As suggested by the name, the script can also integrate the data into a Galaxy instance if desired. This allows biologists to perform further data analysis, including visual inspection of the alignments in the UCSC browser.

Learn more

All components of the pipeline are open source and part of community projects. CloudMan, CloudBioLinux and the pipeline are customized through YAML configuration files. Combined with the CloudMan managed SGE cluster, the pipeline can be applied in parallel to any number of samples.

The overall goal is to share the automated infrastructure work that moves samples from sequencing to being ready for analysis. This allows biologists more rapid access to the processed data, focusing attention on the real work: answering scientific questions.

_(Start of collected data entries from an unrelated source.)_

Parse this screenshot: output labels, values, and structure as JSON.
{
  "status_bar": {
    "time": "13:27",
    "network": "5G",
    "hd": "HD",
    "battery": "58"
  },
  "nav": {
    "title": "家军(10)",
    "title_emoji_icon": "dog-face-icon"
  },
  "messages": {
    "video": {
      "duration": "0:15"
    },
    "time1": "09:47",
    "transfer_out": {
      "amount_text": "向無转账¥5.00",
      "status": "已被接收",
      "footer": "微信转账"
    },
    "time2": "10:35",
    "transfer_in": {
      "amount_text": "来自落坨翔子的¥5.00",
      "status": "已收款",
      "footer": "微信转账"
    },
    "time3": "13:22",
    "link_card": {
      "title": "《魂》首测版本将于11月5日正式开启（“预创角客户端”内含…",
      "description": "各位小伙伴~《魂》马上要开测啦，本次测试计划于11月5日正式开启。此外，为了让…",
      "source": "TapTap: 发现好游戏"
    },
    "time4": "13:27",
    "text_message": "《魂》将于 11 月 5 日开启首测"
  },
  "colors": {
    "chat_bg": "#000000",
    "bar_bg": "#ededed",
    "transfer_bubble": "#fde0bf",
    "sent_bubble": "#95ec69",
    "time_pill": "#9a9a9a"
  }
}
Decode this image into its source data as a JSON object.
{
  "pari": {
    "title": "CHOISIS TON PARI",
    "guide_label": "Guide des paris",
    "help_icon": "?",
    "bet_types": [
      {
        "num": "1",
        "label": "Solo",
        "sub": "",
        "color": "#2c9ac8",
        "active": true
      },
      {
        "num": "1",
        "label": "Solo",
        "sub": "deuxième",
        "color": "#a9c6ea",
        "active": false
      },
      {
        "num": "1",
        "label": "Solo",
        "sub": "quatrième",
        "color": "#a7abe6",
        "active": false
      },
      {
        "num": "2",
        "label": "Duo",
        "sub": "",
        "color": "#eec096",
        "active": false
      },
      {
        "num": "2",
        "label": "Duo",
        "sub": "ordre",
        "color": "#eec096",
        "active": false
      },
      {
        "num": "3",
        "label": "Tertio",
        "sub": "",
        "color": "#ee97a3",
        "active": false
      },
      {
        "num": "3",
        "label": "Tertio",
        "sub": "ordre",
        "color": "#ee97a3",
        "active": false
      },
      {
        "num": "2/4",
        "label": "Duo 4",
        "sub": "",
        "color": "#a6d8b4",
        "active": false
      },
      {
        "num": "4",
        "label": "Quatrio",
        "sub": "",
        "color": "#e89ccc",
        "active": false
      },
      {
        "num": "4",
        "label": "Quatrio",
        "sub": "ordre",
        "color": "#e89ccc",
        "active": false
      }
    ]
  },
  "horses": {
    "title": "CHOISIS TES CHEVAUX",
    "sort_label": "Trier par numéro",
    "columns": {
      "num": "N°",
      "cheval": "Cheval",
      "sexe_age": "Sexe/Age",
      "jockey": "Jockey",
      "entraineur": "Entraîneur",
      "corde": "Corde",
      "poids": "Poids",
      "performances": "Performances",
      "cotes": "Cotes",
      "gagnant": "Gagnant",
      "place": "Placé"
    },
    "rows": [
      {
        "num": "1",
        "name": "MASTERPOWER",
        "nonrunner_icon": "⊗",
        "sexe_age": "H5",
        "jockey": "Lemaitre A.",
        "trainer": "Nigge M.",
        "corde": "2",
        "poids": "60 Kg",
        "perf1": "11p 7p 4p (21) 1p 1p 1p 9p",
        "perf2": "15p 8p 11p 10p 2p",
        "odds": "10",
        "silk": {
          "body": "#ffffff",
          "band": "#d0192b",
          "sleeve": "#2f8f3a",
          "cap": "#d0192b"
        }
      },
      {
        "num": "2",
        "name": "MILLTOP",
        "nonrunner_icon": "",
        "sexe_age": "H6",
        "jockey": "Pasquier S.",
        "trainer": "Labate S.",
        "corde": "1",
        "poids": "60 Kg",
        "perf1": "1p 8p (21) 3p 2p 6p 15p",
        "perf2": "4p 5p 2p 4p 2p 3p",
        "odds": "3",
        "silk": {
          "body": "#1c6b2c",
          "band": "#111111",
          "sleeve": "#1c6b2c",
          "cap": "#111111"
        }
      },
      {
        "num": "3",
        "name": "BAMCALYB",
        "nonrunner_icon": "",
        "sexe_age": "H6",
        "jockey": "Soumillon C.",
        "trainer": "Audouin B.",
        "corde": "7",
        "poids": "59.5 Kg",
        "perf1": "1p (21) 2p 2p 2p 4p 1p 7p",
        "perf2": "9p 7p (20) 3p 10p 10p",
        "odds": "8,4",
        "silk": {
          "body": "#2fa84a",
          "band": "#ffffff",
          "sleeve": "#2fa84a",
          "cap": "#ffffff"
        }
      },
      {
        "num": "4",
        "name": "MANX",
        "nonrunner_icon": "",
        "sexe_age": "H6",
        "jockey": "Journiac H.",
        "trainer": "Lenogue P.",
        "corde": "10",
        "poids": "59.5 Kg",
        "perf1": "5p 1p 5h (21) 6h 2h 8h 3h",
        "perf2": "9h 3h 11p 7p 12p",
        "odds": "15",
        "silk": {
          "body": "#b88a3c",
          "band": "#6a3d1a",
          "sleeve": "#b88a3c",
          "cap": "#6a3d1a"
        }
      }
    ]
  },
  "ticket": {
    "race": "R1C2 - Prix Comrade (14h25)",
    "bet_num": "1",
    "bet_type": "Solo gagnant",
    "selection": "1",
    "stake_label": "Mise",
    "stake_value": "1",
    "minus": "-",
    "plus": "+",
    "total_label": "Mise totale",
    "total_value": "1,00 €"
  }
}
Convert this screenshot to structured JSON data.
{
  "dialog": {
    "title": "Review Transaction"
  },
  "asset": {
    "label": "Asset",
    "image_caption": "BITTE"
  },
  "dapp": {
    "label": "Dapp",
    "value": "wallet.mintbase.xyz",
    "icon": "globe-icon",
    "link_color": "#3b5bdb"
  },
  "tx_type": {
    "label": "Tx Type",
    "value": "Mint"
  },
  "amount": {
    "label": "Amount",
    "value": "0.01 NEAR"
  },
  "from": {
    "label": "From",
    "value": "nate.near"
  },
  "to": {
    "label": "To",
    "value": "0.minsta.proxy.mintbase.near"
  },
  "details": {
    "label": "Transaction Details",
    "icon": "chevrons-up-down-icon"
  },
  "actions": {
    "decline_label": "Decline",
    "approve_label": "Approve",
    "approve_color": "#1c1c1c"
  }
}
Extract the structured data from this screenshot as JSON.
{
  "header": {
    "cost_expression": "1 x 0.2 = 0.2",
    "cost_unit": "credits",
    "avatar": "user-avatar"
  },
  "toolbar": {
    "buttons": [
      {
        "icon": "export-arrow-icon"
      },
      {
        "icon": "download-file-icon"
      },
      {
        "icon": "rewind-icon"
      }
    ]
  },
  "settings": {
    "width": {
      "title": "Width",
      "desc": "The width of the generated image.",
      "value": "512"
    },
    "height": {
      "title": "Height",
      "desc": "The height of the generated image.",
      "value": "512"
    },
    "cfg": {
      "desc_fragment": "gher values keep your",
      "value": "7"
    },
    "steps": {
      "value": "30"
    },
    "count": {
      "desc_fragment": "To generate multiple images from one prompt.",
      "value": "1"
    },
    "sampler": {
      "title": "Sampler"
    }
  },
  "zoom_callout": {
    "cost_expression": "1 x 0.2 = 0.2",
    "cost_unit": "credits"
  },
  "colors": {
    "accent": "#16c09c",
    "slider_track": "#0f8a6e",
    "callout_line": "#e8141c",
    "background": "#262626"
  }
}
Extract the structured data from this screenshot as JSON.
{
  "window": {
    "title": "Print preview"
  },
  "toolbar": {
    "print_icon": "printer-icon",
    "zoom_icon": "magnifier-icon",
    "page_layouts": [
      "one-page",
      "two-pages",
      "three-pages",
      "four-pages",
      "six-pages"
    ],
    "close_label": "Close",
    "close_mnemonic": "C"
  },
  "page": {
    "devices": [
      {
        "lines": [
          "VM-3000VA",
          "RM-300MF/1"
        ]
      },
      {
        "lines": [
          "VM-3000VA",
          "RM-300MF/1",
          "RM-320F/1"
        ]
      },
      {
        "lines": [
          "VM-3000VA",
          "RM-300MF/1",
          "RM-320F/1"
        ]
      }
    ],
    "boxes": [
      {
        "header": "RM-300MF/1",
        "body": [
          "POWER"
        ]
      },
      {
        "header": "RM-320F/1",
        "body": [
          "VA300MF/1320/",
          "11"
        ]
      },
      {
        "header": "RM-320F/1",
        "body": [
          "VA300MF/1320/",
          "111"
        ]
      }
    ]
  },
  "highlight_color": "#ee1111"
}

If you’d like to hear more about CloudBioLinux, CloudMan and the exome sequencing pipeline, I’ll be discussing it at the AWS Genomics Event in Seattle on September 22nd.

Written by Brad Chapman

August 19, 2011 at 5:33 pm

19 Responses

Subscribe to comments with RSS.

  1. Thanks so much for the great walkthrough — I’m really looking forward to testing this out. Being new to AWS, I was wondering if you could say a bit more about what costs to expect for this type of application. It’s fairly clear how much the various instances cost from the Amazon EC2 pricing page, but do you always keep an instance running Galaxy or do you just start an instance to align a FASTQ file and then stop it? What about upload & download of FASTQ and output files — are there significant costs associated with that? And how do you handle long-term storage? Do you use S3 (which seems fairly expensive) or just store locally?

    Shaun

    August 20, 2011 at 10:00 pm

    • Shaun;
      Thanks much. In terms of cost the three major ones are the instances, storage and transfer. I run instances as needed for the processing, and then stop them when finished; this is by far the most cost effective way unless you need a publicly available server. To persist data between runs while in progress, I keep it on EBS stores; those are 10 cents per GB per month. CloudMan allows you to partition a separate EBS store and expand it as needed, which makes this easy. This allows you to terminate your clusters at will, saving on instance costs, and pick up right where you left off. Transfer is 10 cents per Gb out and free going in. Pulling out just the files you need, as I do in the ‘Retrieve results’ section, allows you to identify what you actually need long term and transfer that only when finished processing. For longer term storage that needs to be Amazon accessible, I use S3. Since I often have a local copy, reduced redundancy storage (http://aws.amazon.com/s3/#protecting) is a good option. If you are finished with something and just need to keep it backed up, transferring back to local hardware works well. A machine with a decent amount of disk is not too expensive; where Amazon provides a major advantage is in on-demand compute and scale. Titus Brown has a nice blog post about NGS computational resources which provides some numbers for compute and storage: http://ivory.idyll.org/blog/jul-11/how-much-compute-ngs.html

      My best recommendation is to try running some sample work and keep close track of the costs as you go. The billing gives you a detailed statement with broken down costs which makes it very easy to identify what the most expensive parts are and think of ways to minimize them. The major “oops” mistake people make early on is to accidentally leave instances running; as long as you avoid this by checking in the console when finishing processing you won’t be overwhelmed with a huge bill. Thanks again and hope this helps.

      Brad Chapman

      August 21, 2011 at 5:09 pm

      • Thanks for the reply Brad – very helpful.

        Shaun

        August 21, 2011 at 5:27 pm

  2. Good work, Brad! Are you using this on EC2? I would have thought there would be privacy concerns over medical data.

    Jeremy Leipzig

    August 23, 2011 at 10:31 am

    • Thanks Jeremy. All of the write up is for EC2, although the underlying distributed exome pipeline works on standard cluster systems and single multicore machines as well. We are using it on a more traditional NFS managed cluster. The big advantage of EC2 is that you can give the exact setup and data to reproduce and build off of; it’s frustrating to start a set of instructions with: “first, buy a cluster”.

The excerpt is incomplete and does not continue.